I’ve hit that point in the blanket project, I’m sure you know which one I mean. It’s that thing where you look at an innocent looking project, and all you can see is a gaping abyss of knitting ahead of you, and no possible way you could ever be finished.
I know it looks like an ordinary blanket, but it’s my yarn eating nemesis. I’m just beginning the third ball, and the yarn keeps going in, and no knitting comes out. I’m not sure how that’s possible, this knitterly version of constipation, but here I am, and I’m a little worried about this blanket, because it’s got a long way to go, and it’s a bit early to be feeling so wildly desperate when I look at it. I pick it up, and all I can think of is eighty-seven other things I’d rather be knitting, and twenty two projects I could be working on, and all of them seem better than this white wasteland of woolen despair. (Yesterday I actually cleaned the kitchen to avoid it. Bad sign.)

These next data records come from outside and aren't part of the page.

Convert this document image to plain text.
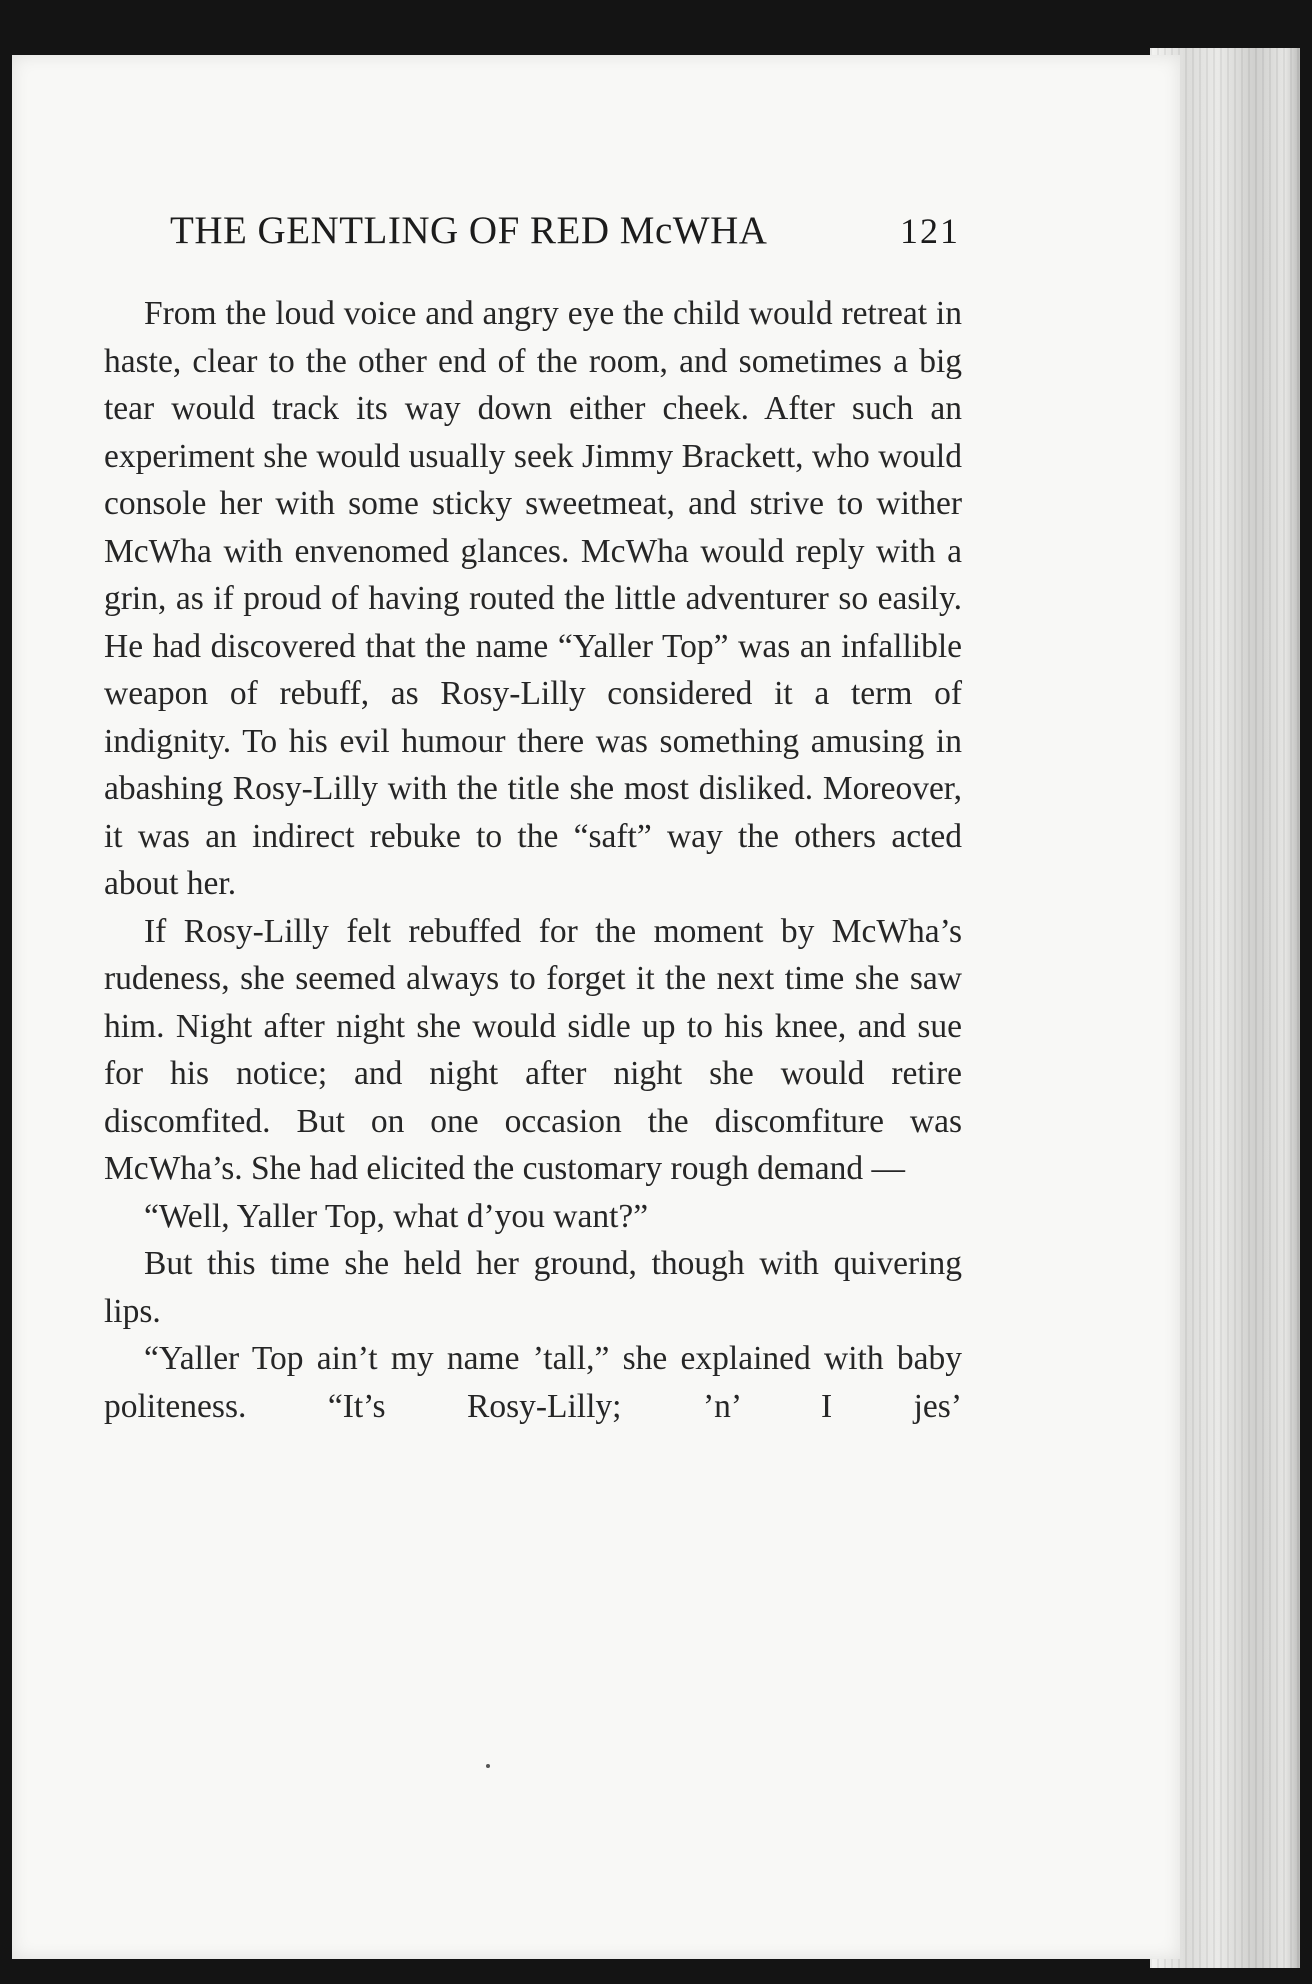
THE GENTLING OF RED McWHA	121

From the loud voice and angry eye the child would retreat in haste, clear to the other end of the room, and sometimes a big tear would track its way down either cheek. After such an experiment she would usually seek Jimmy Brackett, who would console her with some sticky sweetmeat, and strive to wither McWha with envenomed glances. McWha would reply with a grin, as if proud of having routed the little adventurer so easily. He had discovered that the name “Yaller Top” was an infallible weapon of rebuff, as Rosy-Lilly considered it a term of indignity. To his evil humour there was something amusing in abashing Rosy-Lilly with the title she most disliked. Moreover, it was an indirect rebuke to the “saft” way the others acted about her.

If Rosy-Lilly felt rebuffed for the moment by McWha’s rudeness, she seemed always to forget it the next time she saw him. Night after night she would sidle up to his knee, and sue for his notice; and night after night she would retire discomfited. But on one occasion the discomfiture was McWha’s. She had elicited the customary rough demand —

“Well, Yaller Top, what d’you want?”

But this time she held her ground, though with quivering lips.

“Yaller Top ain’t my name ’tall,” she explained with baby politeness. “It’s Rosy-Lilly; ’n’ I jes’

Usually, when knitting gets like this (and I don’t blame the blanket – every project tries this crap with me at some point) I add distraction. A good book to listen to, a movie on the TV… I don’t watch a lot of TV, but there’s a lot to be said for a good binge watch of a show at this point, and I can’t believe I wasted the new season of Grace and Frankie on bootees and a sweater that I wasn’t sick of at all. It was remarkably short sighted, because the only way out of this is a whole whack of knitting time to break the back of it. I need to be on the winning side of this blanket. I need hope.
What do you do when you’re sick to death of a project, long before it’s done?
(PS. Don’t say that you knit something else. I’m on a deadline.)
(PPS. I don’t think I’ll do another blanket for a while after this one.)